If there was a way to disable local delivery on oldserver, the backup/transfer/restore process would happen, the zone files for the domains would restored on newserver in the process, and all I'd have to do is update the registrar with the new IP info, at which point the mx would have a new IP, so exim on oldserver would start delivering what it had queued up to newserver, so would the rest of the Internet.

The other option would be to do the registrar update before starting the backup, pointing the nameserver to newserver, but I believe that too would cause email to permanently bounce since newserver won't have a zone file for any of the domains until the backup/transfer/restore is completed. In my case, that would take hours due to the volume of data that needs to be moved.

I'm sure other folks have done this a thousand times and it obviously worked out for them, so maybe I'm over thinking this?

Thoughts?

Thanks in advance for any insight.
 
Last edited:
There might be a better method, but previously I first stopped Exim from running on the old server.
After that I do the registrar update, which takes several hours to sync anyway when changing to a new ip.
Then I start the admin backup/transfer to the new server and the restore.

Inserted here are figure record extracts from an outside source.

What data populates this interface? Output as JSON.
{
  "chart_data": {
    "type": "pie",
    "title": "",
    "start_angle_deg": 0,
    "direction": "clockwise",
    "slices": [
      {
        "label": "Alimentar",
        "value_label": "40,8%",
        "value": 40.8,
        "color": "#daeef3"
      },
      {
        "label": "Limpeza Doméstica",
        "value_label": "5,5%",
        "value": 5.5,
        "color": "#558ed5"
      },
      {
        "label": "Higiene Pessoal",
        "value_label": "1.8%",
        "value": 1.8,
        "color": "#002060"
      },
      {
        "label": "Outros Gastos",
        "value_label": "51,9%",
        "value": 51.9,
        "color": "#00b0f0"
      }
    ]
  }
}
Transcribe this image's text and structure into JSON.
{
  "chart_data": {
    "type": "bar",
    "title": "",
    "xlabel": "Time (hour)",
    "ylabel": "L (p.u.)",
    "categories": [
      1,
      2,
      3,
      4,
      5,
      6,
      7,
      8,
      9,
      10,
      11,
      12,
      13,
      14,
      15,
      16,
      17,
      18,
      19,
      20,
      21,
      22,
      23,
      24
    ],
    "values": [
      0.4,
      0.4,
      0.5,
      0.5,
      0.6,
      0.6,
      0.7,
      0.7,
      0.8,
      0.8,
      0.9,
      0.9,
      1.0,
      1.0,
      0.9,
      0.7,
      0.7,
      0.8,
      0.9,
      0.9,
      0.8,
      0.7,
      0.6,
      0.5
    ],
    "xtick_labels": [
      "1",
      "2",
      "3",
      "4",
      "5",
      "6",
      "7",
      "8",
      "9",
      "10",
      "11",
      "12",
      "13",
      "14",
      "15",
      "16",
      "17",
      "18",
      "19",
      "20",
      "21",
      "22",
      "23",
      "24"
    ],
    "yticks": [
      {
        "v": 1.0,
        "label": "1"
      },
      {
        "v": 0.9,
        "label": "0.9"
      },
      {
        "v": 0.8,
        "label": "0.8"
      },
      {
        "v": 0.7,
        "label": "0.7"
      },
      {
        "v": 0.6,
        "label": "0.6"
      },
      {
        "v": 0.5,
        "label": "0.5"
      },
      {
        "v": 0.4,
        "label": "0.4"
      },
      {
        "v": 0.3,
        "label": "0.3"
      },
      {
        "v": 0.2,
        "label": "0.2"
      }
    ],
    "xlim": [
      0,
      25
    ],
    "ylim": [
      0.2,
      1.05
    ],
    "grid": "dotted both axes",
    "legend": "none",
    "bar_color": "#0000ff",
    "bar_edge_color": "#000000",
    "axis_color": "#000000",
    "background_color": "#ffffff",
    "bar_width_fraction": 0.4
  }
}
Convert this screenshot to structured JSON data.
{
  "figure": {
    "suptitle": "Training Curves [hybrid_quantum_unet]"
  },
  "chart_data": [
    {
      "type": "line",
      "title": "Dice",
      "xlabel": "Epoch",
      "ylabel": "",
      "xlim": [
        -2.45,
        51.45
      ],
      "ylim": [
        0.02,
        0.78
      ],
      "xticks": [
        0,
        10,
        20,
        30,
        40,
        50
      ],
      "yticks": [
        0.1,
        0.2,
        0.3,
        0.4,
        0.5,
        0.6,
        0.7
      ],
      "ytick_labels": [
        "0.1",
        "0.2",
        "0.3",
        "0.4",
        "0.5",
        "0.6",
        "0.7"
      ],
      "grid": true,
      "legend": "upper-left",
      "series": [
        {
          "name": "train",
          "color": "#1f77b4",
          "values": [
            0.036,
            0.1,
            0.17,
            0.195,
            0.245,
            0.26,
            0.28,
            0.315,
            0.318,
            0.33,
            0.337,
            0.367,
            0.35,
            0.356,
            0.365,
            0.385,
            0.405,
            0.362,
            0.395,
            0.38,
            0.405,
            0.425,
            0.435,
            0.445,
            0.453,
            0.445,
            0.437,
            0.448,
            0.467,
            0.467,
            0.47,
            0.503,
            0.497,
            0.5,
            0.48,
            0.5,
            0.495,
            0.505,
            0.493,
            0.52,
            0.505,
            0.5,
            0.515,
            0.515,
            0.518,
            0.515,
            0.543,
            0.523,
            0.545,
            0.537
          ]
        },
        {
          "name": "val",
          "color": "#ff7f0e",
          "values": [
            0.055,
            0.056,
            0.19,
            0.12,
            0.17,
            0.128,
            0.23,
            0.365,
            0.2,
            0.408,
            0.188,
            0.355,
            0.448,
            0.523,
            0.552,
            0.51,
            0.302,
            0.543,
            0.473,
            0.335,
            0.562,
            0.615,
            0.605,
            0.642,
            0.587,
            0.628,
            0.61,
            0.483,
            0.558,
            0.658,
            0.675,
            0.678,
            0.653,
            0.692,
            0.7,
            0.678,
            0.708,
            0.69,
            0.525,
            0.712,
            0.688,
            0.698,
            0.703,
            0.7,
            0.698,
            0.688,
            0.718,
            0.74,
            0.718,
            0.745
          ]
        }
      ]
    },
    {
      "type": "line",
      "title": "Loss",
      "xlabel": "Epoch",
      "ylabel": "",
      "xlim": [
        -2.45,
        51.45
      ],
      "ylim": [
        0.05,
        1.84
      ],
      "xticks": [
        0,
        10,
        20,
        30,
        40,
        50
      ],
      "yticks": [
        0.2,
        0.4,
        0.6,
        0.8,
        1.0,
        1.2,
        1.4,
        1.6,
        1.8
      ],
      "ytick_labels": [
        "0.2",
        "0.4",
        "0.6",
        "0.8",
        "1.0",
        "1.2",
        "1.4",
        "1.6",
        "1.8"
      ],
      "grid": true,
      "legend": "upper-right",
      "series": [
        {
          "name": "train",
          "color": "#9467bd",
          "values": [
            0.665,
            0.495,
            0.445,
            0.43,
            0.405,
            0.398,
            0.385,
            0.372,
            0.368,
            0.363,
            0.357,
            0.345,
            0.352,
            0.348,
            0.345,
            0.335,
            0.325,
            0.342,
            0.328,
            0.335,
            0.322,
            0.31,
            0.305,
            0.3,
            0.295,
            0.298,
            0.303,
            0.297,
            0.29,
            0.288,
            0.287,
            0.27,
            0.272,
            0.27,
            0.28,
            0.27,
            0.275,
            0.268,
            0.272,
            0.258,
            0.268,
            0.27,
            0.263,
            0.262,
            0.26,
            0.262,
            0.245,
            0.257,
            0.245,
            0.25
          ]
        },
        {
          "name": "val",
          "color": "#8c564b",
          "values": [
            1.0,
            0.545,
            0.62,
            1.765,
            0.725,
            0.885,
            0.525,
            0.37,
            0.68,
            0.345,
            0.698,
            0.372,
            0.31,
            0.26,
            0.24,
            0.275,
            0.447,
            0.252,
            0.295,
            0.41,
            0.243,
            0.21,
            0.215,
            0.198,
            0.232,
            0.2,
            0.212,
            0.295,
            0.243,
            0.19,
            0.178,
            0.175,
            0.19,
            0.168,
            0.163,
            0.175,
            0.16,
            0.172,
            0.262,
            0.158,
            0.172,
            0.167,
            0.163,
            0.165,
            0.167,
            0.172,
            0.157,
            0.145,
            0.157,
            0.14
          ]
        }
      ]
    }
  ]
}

As long as the new data is not through DNS yet, mail will be tried to be delivered at the old server, which will be rejected because Exim is not running and can't be delivered at that point. But mail normally this will be tried again and so the mail will be delivered at a later time and in that case DNS is synced so it should be delivered to the new server.
To be more secure that if possible no email is lost, I'm doing this kind of transfers at night time when most people are a sleep and almost no email is send.;)
 
Hi Richard,

I thought about that. Stopping Exim would certainly work, but that would take mail down for the entire system :(
 
For the archives, I figured out a way to do this. It's not perfect, but it's sufficient for my needs.

I created a new file for local_domains that was identical to the domains file for relay_domains, except the former excludes the domains under migration.

Code:
domainlist local_domains = lsearch;/etc/virtual/domains2
domainlist relay_domains = lsearch;/etc/virtual/domains : localhost

Code:
[root@hosting1 admin]# diff /etc/virtual/domains /etc/virtual/domains2
< arionetworks.ca
> #arionetworks.ca
[root@hosting1 admin]#

The end result is any mail received for arionetworks.ca is pseudo-accepted because it is in relay_domains, but cannot be delivered locally because it is not in local_domains, so it fails with a temporary reject due to MX loop.

Code:
2016-06-04 09:17:43 lowest numbered MX record points to local host: arionetworks.ca (while verifying <jlixfeld - at - arionetworks.ca> from host smtp03.beanfield.com [76.9.193.172])
2016-06-04 09:17:43 H=smtp03.beanfield.com [76.9.193.172] F=<jlixfeld - at - beanfield.com> temporarily rejected RCPT <jlixfeld - at - arionetworks.ca>: lowest numbered MX record points to local host
2016-06-04 09:17:43 H=smtp03.beanfield.com [76.9.193.172] incomplete transaction (QUIT) from <jlixfeld - at - beanfield.com>

What I believe should happen after the migration is complete and after the registrar has been updated, beanfield.com will try to deliver the message once again, but this time the MX record will point to newserver, which will be able to both relay and locally deliver the queued up message and that should be that!

I wonder how useful it would be to have an option to manipulate local_domains and relay_domains independently of one another so people could make these kinds of changes from within DA, not having to futz with the CLI. Perhaps there could be other uses for a feature like this as well?

Thanks for your note, Richard. Your reply got me thinking along these lines.
 
but that would take mail down for the entire system
That's indeed the downside of it.

I like the solution you came up with and hope it indeed works that way. Good thinking. I might try this next time too.
I'm glad to hear my note was of help in some way.